[65] Lettre sur l’Education, por M. Laurentie.

V

Educação e criminalidade. Relação entre o elemento moral e o elemento intellectual. O progresso. Buckle, Spencer e F. Bouillier. Perigos da instrucção sem educação moral ou religiosa. A cultura intellectual é um instrumento, que não fórma directamente o caracter. Necessidade de fortificar o espirito pela recta direcção do sentimento moral e dos principios do dever. O criminalista G. Tarde e a educação litteraria e esthetica.

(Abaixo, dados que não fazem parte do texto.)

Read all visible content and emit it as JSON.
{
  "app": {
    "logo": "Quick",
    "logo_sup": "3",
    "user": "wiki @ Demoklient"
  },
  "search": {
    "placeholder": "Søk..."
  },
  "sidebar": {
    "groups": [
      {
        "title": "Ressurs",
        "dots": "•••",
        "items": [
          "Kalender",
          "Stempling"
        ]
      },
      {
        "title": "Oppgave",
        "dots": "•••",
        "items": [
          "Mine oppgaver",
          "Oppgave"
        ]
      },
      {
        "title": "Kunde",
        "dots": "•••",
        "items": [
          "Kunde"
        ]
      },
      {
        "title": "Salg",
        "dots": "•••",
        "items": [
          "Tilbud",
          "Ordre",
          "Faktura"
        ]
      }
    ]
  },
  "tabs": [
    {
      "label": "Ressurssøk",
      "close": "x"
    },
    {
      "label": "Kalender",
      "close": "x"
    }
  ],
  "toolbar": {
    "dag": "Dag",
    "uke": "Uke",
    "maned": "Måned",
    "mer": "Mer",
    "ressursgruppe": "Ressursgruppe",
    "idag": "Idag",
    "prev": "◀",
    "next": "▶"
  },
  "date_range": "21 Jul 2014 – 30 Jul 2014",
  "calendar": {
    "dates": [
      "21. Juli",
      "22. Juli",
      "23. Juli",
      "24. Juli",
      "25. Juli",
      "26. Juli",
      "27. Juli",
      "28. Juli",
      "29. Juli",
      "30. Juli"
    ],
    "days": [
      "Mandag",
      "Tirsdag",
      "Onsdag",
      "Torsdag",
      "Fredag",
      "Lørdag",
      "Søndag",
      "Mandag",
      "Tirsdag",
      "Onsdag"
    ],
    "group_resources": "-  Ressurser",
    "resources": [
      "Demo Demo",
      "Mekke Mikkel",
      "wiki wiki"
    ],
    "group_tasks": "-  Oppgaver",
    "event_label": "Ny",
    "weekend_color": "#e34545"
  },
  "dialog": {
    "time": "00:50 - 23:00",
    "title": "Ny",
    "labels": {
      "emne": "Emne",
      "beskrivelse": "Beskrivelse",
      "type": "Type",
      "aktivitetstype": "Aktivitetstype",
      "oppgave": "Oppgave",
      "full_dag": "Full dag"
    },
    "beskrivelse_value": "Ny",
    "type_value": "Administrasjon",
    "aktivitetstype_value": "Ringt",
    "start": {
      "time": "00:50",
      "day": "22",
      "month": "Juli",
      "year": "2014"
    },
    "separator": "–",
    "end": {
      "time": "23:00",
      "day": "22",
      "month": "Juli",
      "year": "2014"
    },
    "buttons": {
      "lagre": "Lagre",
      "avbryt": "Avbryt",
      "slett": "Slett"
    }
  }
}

Não se esconde, antes pelo contrario se mostra já claramente visivel até aos poucos amigos de ver, como a primeira educação constitue um poderosissimo factor, ao mesmo tempo de disciplina e desinvolvimento, de ordem e de progresso; como em seu encalço a pessoa e a propriedade sobem em segurança e dispensam em protecção, medram e prosperam os interesses ethicos e politicos, a justiça é menos difficil e o consenso para a administração mais intelligente.—(Relatorio geral do Conselho Superior de Instrucção Publica, pag. 34, 1885).

JAYME MONIZ.

Cumpre ao pedagogo indagar se a virtude, se o bem moral augmenta no individuo á medida que a intelligencia se esclarece pela instrucção, e na sociedade á medida que a sciencia, a arte e a industria se desenvolvem. Trata-se de saber se o homem instruido, ou se os individuos mais cultos nas sociedades mais adiantadas, formam uma idéa mais clara da justiça e comprehendem melhor o principio dos seus deveres e se os praticam d’um modo mais desinteressado e mais completo. Para saber se ha progresso moral no individuo ou nas sociedades é preciso distinguir o que é immutavel do que é perfectivel na natureza psychica do homem. As faculdades e as leis do nosso espirito, as inclinações fundamentaes do nosso coração, todos os elementos psychicos essenciaes da nossa natureza, não se alteram com a constancia da actividade reflectida, nem com o desenvolvimento da civilisação. Cada homem, como diz Montaigne, leva em si a fórma inteira da condição humana. O individuo da nossa especie estudado por Laucio ou por Platão é o mesmo que estudado por Kant ou por H. Spencer. Assim como na natureza cosmica as leis e os agentes permanecem os mesmos, qualquer que seja o augmento dos productos que d’ella tira a cultura scientifica, do mesmo modo os elementos primordiaes da natureza psychica são immutaveis, embora sejam diversos os seus productos nas mudanças da civilisação.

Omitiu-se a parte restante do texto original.